Tennessee Hospital Pays $1.32 Million To Settle Allegations Of Improper Medicare And Medicaid Billing
Jackson, TN - Jackson-Madison County General Hospital has paid the United States $1,328,465 to resolve allegations that it billed Medicare and Medicaid in connection with the placement of unnecessary cardiac stents and other unnecessary cardiac procedures.
Cardiac stents are mesh tubes placed in coronary arteries to keep the arteries open in the treatment of coronary heart disease. The other related procedures include angioplasty, catheterization, and ultrasound imaging.
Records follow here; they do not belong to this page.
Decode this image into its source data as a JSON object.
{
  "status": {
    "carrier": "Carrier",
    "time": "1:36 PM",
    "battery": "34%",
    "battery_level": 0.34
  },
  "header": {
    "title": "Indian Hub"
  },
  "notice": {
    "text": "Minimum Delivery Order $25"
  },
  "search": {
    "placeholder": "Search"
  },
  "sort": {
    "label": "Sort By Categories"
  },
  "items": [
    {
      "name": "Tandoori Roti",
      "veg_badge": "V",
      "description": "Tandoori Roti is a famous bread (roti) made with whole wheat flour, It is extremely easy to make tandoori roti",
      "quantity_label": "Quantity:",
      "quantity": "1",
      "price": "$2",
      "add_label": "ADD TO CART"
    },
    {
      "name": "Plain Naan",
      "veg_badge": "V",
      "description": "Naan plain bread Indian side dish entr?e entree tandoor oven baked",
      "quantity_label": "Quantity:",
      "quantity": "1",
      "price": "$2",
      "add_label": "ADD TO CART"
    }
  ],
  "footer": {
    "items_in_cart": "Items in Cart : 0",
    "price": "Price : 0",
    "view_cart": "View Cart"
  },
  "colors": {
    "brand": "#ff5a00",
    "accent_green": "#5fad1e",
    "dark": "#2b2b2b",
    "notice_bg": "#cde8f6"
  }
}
Under federal law, Medicare and Medicaid reimburse hospitals only for procedures that are medically necessary. The settlement with Jackson-Madison County General Hospital resolved claims that it billed Medicare and Medicaid for these unnecessary procedures performed from January 2004 through December 2011.
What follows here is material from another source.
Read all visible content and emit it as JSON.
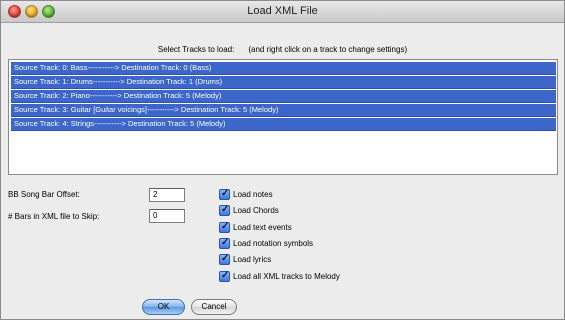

"Billing Medicare for cardiac procedures that are not necessary or appropriate contributes to the soaring costs of health care and harms patients," said Edward L. Stanton III, United States Attorney for the Western District of Tennessee. "Settlements like this protect public funds and safeguard the beneficiaries of federal health care programs."
The allegations resolved by the settlement were raised in a lawsuit filed against the hospital under the qui tam, or whistleblower, provisions of the False Claims Act. The act allows private citizens with knowledge of fraud to bring civil actions on behalf of the government and to share in any recovery. As part of the settlement, the whistleblower, Dr. Wood D. Deming, received a share of the settlement amount.
The case is captioned United States ex rel. Wood D. Deming v. Jackson-Madison County General Hosp., et al., Case No. 07-1116-SHL (W.D. Tenn.) The claims settled by this agreement are allegations only, and there has been no determination of liability.